4.1. Implementation Details

We train (PyTorch 1.7.1, Nvidia GeForce GTX 3090 GPU with 24 GB memory, and Intel

^{®}

Core

^{TM}

i9-12900K CPU with 64 GB memory) the DVC on the Vimeo-90k [32], which is built for evaluating different video processing tasks, such as video interpolation, video denoising/deblocking, and video super-resolution. The dataset contains 89,800 video clips covering a rich variety of video content. The model is trained using the Adam optimizer with parameters set to

β_{1} = 0.9

and

β_{2} = 0.999

, the batch size is set to 4, with an initial learning rate of 0.0001, and the learning rate is divided by 10 when the loss becomes stable. Both the codes for DVC and FR-QA metrics are online available at [33]. The rate–distortion weight factor

λ

is set to 256,512,1024,2048, and the resolution of the images for training is 256 × 256.

During the testing period, the HEVC standard test sequence was used to evaluate the performance of E2E-DVC, which is widely used to measure the performance of video compression algorithms because of the diversity of video content and resolutions in this dataset.

4.2. Objective Results

4.2.1. R-D Performance

As shown in Figure 3, we compare the coding perfomance of the DVC models optimized under different FR-QA loss functions on the HEVC Class B sequences.
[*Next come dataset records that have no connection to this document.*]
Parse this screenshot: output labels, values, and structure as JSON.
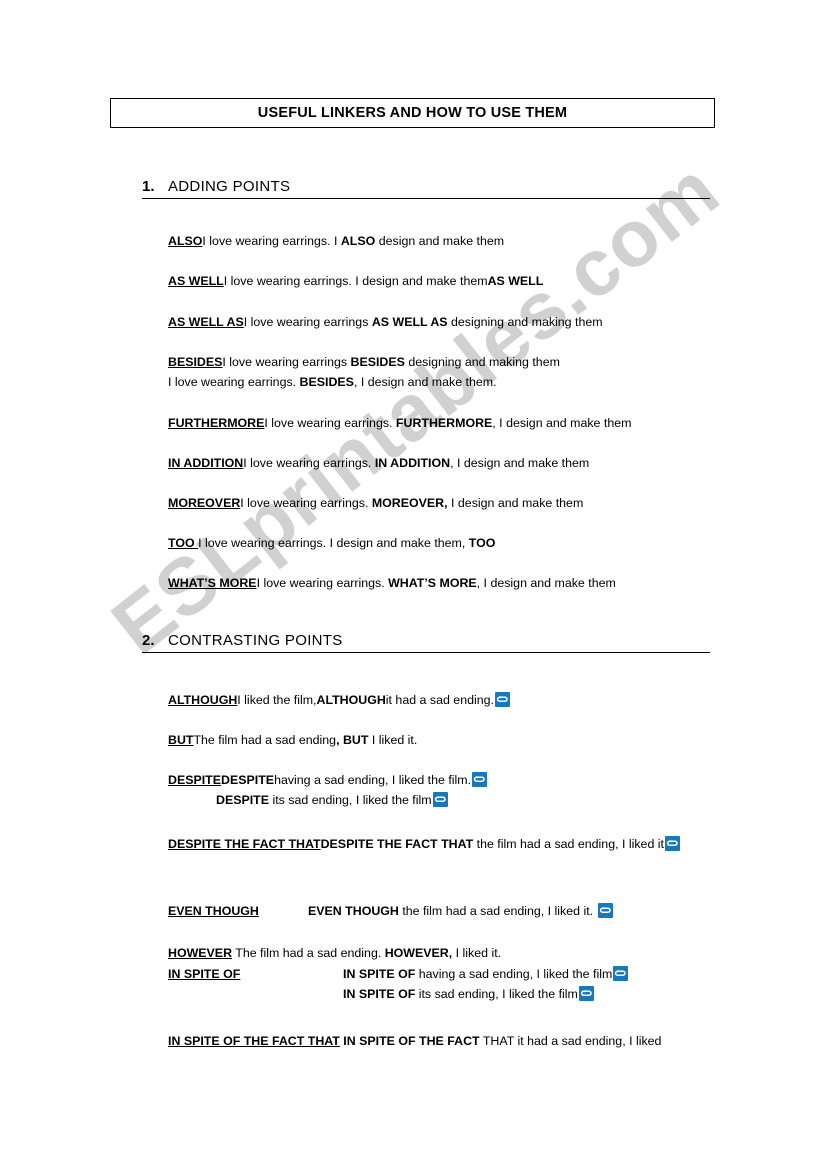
{
  "document": {
    "title": "USEFUL LINKERS AND HOW TO USE THEM",
    "watermark": "ESLprintables.com",
    "icon_name": "repeat-loop-icon",
    "icon_color": "#1878be"
  },
  "sections": [
    {
      "number": "1.",
      "heading": "ADDING POINTS",
      "entries": [
        {
          "label": "ALSO",
          "parts": [
            {
              "text": "I love wearing earrings. I ",
              "bold": false
            },
            {
              "text": "ALSO",
              "bold": true
            },
            {
              "text": " design and make them",
              "bold": false
            }
          ]
        },
        {
          "label": "AS WELL",
          "parts": [
            {
              "text": "I love wearing earrings. I design and make them",
              "bold": false
            },
            {
              "text": "AS WELL",
              "bold": true
            }
          ]
        },
        {
          "label": "AS WELL AS",
          "parts": [
            {
              "text": "I love wearing earrings ",
              "bold": false
            },
            {
              "text": "AS WELL AS",
              "bold": true
            },
            {
              "text": " designing and making them",
              "bold": false
            }
          ]
        },
        {
          "label": "BESIDES",
          "parts": [
            {
              "text": "I love wearing earrings ",
              "bold": false
            },
            {
              "text": "BESIDES",
              "bold": true
            },
            {
              "text": " designing and making them",
              "bold": false
            }
          ],
          "second_line": [
            {
              "text": "I love wearing earrings. ",
              "bold": false
            },
            {
              "text": "BESIDES",
              "bold": true
            },
            {
              "text": ", I design and make them.",
              "bold": false
            }
          ]
        },
        {
          "label": "FURTHERMORE",
          "parts": [
            {
              "text": "I love wearing earrings. ",
              "bold": false
            },
            {
              "text": "FURTHERMORE",
              "bold": true
            },
            {
              "text": ", I design and make them",
              "bold": false
            }
          ]
        },
        {
          "label": "IN ADDITION",
          "parts": [
            {
              "text": "I love wearing earrings. ",
              "bold": false
            },
            {
              "text": "IN ADDITION",
              "bold": true
            },
            {
              "text": ", I design and make them",
              "bold": false
            }
          ]
        },
        {
          "label": "MOREOVER",
          "parts": [
            {
              "text": "I love wearing earrings. ",
              "bold": false
            },
            {
              "text": "MOREOVER,",
              "bold": true
            },
            {
              "text": " I design and make them",
              "bold": false
            }
          ]
        },
        {
          "label": "TOO ",
          "parts": [
            {
              "text": "I love wearing earrings. I design and make them, ",
              "bold": false
            },
            {
              "text": "TOO",
              "bold": true
            }
          ]
        },
        {
          "label": "WHAT’S MORE",
          "parts": [
            {
              "text": "I love wearing earrings. ",
              "bold": false
            },
            {
              "text": "WHAT’S MORE",
              "bold": true
            },
            {
              "text": ", I design and make them",
              "bold": false
            }
          ]
        }
      ]
    },
    {
      "number": "2.",
      "heading": "CONTRASTING POINTS",
      "entries": [
        {
          "label": "ALTHOUGH",
          "parts": [
            {
              "text": "I liked the film,",
              "bold": false
            },
            {
              "text": "ALTHOUGH",
              "bold": true
            },
            {
              "text": "it had a sad ending.",
              "bold": false
            },
            {
              "icon": "repeat-loop-icon"
            }
          ]
        },
        {
          "label": "BUT",
          "parts": [
            {
              "text": "The film had a sad ending",
              "bold": false
            },
            {
              "text": ", BUT",
              "bold": true
            },
            {
              "text": " I liked it.",
              "bold": false
            }
          ]
        },
        {
          "label": "DESPITE",
          "parts": [
            {
              "text": "DESPITE",
              "bold": true
            },
            {
              "text": "having a sad ending, I liked the film.",
              "bold": false
            },
            {
              "icon": "repeat-loop-icon"
            }
          ],
          "second_line": [
            {
              "text": "DESPITE",
              "bold": true
            },
            {
              "text": " its sad ending, I liked the film",
              "bold": false
            },
            {
              "icon": "repeat-loop-icon"
            }
          ],
          "second_line_indent": true
        },
        {
          "label": "DESPITE THE FACT THAT",
          "parts": [
            {
              "text": "DESPITE THE FACT THAT",
              "bold": true
            },
            {
              "text": " the film had a sad ending, I liked it",
              "bold": false
            },
            {
              "icon": "repeat-loop-icon"
            }
          ]
        },
        {
          "label": "EVEN THOUGH",
          "tab_gap": 140,
          "parts": [
            {
              "text": "EVEN THOUGH",
              "bold": true
            },
            {
              "text": " the film had a sad ending, I liked it. ",
              "bold": false
            },
            {
              "icon": "repeat-loop-icon"
            }
          ]
        },
        {
          "label": "HOWEVER",
          "parts": [
            {
              "text": "  The film had a sad ending. ",
              "bold": false
            },
            {
              "text": "HOWEVER,",
              "bold": true
            },
            {
              "text": " I liked it.",
              "bold": false
            }
          ]
        },
        {
          "label": "IN SPITE OF",
          "tab_gap": 175,
          "parts": [
            {
              "text": "IN SPITE OF",
              "bold": true
            },
            {
              "text": " having a sad ending, I liked the film",
              "bold": false
            },
            {
              "icon": "repeat-loop-icon"
            }
          ],
          "second_line": [
            {
              "text": "IN SPITE OF",
              "bold": true
            },
            {
              "text": " its sad ending, I liked the film",
              "bold": false
            },
            {
              "icon": "repeat-loop-icon"
            }
          ]
        },
        {
          "label": "IN SPITE OF THE FACT THAT",
          "parts": [
            {
              "text": "  IN SPITE OF THE FACT",
              "bold": true
            },
            {
              "text": " THAT it had a sad ending, I liked",
              "bold": false
            }
          ]
        }
      ]
    }
  ]
}
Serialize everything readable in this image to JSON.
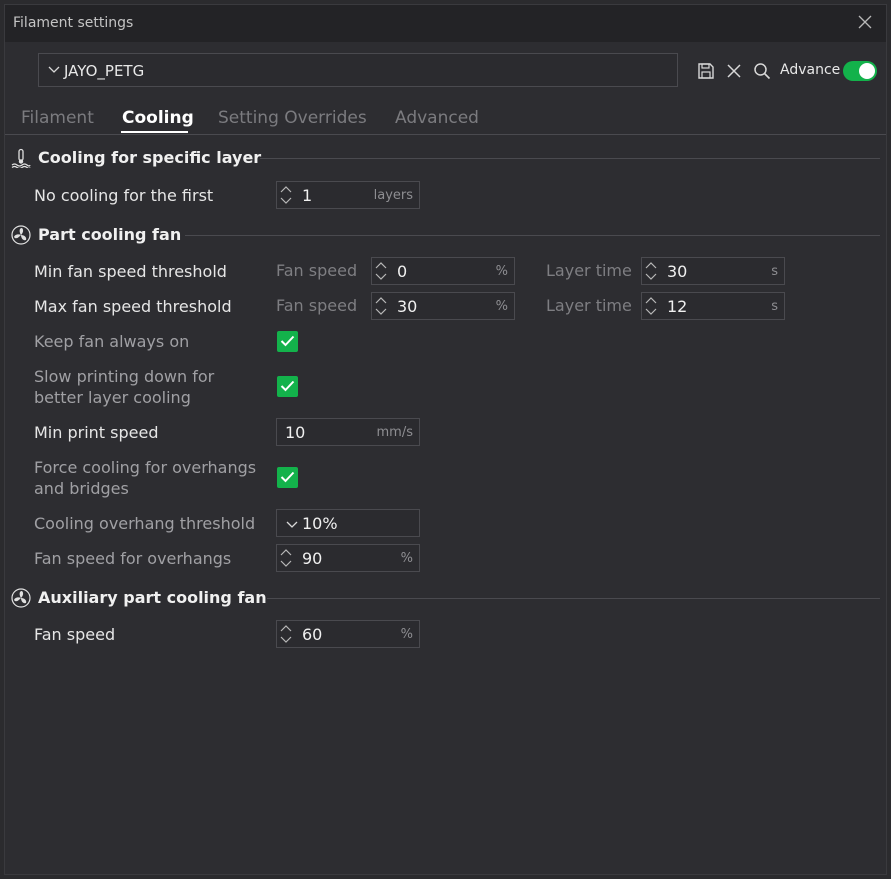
{
  "window": {
    "title": "Filament settings"
  },
  "preset": {
    "name": "JAYO_PETG"
  },
  "toolbar": {
    "advance_label": "Advance",
    "advance_on": true
  },
  "tabs": [
    {
      "label": "Filament",
      "active": false
    },
    {
      "label": "Cooling",
      "active": true
    },
    {
      "label": "Setting Overrides",
      "active": false
    },
    {
      "label": "Advanced",
      "active": false
    }
  ],
  "sections": {
    "specific_layer": {
      "title": "Cooling for specific layer",
      "no_cooling": {
        "label": "No cooling for the first",
        "value": "1",
        "unit": "layers"
      }
    },
    "part_fan": {
      "title": "Part cooling fan",
      "min_threshold": {
        "label": "Min fan speed threshold",
        "fan_label": "Fan speed",
        "fan_value": "0",
        "fan_unit": "%",
        "time_label": "Layer time",
        "time_value": "30",
        "time_unit": "s"
      },
      "max_threshold": {
        "label": "Max fan speed threshold",
        "fan_label": "Fan speed",
        "fan_value": "30",
        "fan_unit": "%",
        "time_label": "Layer time",
        "time_value": "12",
        "time_unit": "s"
      },
      "keep_fan_on": {
        "label": "Keep fan always on",
        "checked": true
      },
      "slow_down": {
        "label_line1": "Slow printing down for",
        "label_line2": "better layer cooling",
        "checked": true
      },
      "min_print_speed": {
        "label": "Min print speed",
        "value": "10",
        "unit": "mm/s"
      },
      "force_cooling": {
        "label_line1": "Force cooling for overhangs",
        "label_line2": "and bridges",
        "checked": true
      },
      "overhang_threshold": {
        "label": "Cooling overhang threshold",
        "value": "10%"
      },
      "overhang_fan": {
        "label": "Fan speed for overhangs",
        "value": "90",
        "unit": "%"
      }
    },
    "aux_fan": {
      "title": "Auxiliary part cooling fan",
      "fan_speed": {
        "label": "Fan speed",
        "value": "60",
        "unit": "%"
      }
    }
  }
}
Since peak signal-to-noise ratio (PSNR) is the most commonly used metric for lossy compression codecs, we use it to describe R-D performance. The detailed PSNR values are shown in Table 1. We also found that the R-D data can be well fitted by the following function:

P S N R = α \cdot l o g (R) + β,

(29)

where

α

and

β

are parameters to be estimated, which are determined by the codec models and video content.

4.2.2. Objective Model Ranking

For a fairer comparison, the five FR-IQAs self-evaluated and mutually evaluated the videos encoded and reconstructed by their respective optimized E2E-DVC models under the same settings. The average ranking on HEVC Class B sequences is shown in Figure 4, where 1 indicates the best and 5 indicates the worst.

From Figure 4, it can be seen that the traditional MAE and MS-SSIM methods consider the deep-learning-based methods to perform more poorly when evaluating the deep-learning-based LPIPS and DISTS methods; conversely, the deep-learning-based LPIPS and DISTS methods also consider the traditional MAE and MS-SSIM methods to perform more poorly. This indicates that traditional methods and deep-learning-based methods are very different in nature. The human subjective perception believes that the E2E-DVC model optimized by the deep-learning-based methods can encode videos with higher visual quality. Moreover, VIF received the worst ranking in both human eye and other FR-IQA evaluations, which implies that modeling the visual channel of the human eye is a complex process and that using simple source channel coding theory in information theory is not sufficient to portray the perceptual characteristics of HVS; so, VIF is not suitable for optimizing and guiding image/video processing algorithms.

4.3. Subjective Results

It should be noted that PSNR has shown poor performance when it comes to estimating the perceptual quality of images and videos as perceived by humans. Thus, it is necessary to compare perceptual quality by performing subjective tests. We use the double-stimulus impairment scale (DSIS) method according to the methodology for the subjective assessment of the quality of television pictures of Recommendation ITU-R BT.500-13.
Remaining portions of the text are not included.